年末の風物詩「現代用語の基礎知識選 2018ユーキャン新語・流行語大賞」が3日、都内で発表され、テレビ朝日系で4月期に深夜枠で放送された、おっさん同士の純愛を描き話題となったドラマ「おっさんずラブ」がトップテンに選ばれた。

「おっさんずラブ」は、同局で16年年末に単発ドラマとして放送され、おっさんのピュアな純愛を描く作品性が話題を呼んで連続ドラマ化された。天空不動産の営業所を舞台に、女好きながらモテない33歳の春田創一(田中圭)が、上司の黒澤武蔵部長(吉田鋼太郎)と後輩の牧凌太(林遣都)に好きだとカミングアウトされ、恋愛、結婚、仕事に戸惑い、苦悩する物語。おっさん同士の純愛ラブストーリーは、男女問わず話題を呼んだ。

選考委員を務める「現代用語の基礎知識」の清水均編集部長は「昔々、平成元年の受賞語が『セクシャルハラスメント』でしたが、平成最後の流行語大賞も「ハラスメント」で締めくくることになりそうな、そんなパワーにおびえた2018年でした。#MeTooの動きが高まるただ中で発覚した財務省のセクハラ問題。アマチュアスポーツの世界からも問題が続出し、この社会にはまだまだ『パワハラ』がまかり通っていることを見せつけられました」と18年を評した。

その上で「そんな『旧態依然』を支えてきた元凶が、性別を問わず残存する『おっさん』的スピリットにあるのだ! と、そんな風に『おっさんずラブ』が社会の病理を看破して製作されたとしたら、ここから次の時代への展望が見えて来るでしょう」と評価した。

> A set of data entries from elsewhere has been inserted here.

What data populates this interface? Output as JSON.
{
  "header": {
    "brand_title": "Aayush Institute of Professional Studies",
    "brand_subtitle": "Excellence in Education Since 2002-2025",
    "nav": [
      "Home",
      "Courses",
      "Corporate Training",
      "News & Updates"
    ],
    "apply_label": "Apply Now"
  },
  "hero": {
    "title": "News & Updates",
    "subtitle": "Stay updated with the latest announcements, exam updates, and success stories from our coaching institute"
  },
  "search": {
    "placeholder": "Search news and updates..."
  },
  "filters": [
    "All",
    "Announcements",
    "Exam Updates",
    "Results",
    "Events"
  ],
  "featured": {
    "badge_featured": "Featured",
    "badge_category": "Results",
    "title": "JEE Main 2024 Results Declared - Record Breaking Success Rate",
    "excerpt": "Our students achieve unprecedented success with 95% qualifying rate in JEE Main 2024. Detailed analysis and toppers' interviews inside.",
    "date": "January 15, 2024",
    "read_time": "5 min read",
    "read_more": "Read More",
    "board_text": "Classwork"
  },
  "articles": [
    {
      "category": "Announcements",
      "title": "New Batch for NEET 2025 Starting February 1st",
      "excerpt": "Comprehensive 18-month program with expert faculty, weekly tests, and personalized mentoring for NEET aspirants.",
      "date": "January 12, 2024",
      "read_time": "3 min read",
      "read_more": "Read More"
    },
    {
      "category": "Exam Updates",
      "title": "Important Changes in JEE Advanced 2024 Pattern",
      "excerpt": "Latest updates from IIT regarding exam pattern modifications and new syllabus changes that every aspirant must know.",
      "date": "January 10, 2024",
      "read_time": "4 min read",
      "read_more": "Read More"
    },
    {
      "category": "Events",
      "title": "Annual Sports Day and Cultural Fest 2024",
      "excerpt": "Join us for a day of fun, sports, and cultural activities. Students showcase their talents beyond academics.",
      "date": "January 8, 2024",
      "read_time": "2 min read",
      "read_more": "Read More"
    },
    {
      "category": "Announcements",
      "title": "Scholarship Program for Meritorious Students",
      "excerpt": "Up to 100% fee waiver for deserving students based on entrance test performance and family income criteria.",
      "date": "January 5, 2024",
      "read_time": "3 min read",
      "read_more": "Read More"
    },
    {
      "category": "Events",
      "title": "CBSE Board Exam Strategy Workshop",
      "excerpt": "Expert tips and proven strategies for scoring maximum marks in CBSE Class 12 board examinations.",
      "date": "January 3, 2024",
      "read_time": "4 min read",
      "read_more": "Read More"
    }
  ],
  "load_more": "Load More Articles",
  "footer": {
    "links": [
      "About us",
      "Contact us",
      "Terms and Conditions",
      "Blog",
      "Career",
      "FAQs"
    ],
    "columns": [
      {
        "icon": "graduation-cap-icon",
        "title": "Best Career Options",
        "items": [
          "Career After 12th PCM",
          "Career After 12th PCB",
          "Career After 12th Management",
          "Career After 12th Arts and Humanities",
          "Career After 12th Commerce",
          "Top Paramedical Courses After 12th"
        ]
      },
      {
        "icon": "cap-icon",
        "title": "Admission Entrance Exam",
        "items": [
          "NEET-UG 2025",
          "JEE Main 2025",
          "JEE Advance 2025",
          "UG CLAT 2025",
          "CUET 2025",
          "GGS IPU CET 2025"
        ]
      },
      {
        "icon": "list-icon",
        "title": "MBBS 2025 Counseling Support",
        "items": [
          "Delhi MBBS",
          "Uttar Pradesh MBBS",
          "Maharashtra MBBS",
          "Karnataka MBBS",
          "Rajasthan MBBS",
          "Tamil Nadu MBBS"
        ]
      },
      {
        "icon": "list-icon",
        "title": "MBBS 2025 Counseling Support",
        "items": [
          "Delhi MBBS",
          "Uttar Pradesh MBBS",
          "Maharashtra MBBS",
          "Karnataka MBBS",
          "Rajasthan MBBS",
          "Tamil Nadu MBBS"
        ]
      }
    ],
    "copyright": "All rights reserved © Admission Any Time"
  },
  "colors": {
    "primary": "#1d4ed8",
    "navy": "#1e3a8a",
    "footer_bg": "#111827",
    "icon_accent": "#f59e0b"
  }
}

また総評でも「今の時代、おっさんたちは窮屈だ。セクハラ禁止、パワハラ疑惑、不倫などしてバレようものならお先真っ暗である。女性に押されっぱなしの男性が切り開いた新しい世界、それがちょっとダメで優柔不断なかわいい男子とのオフィスラブというわけだ。(中略)現実の少し先を行くのがドラマだ。男女いりまじっての真剣恋愛に、国会議員による『LGBTは生産性がない』の妄言は完全にかすんでくる」と高く評価された。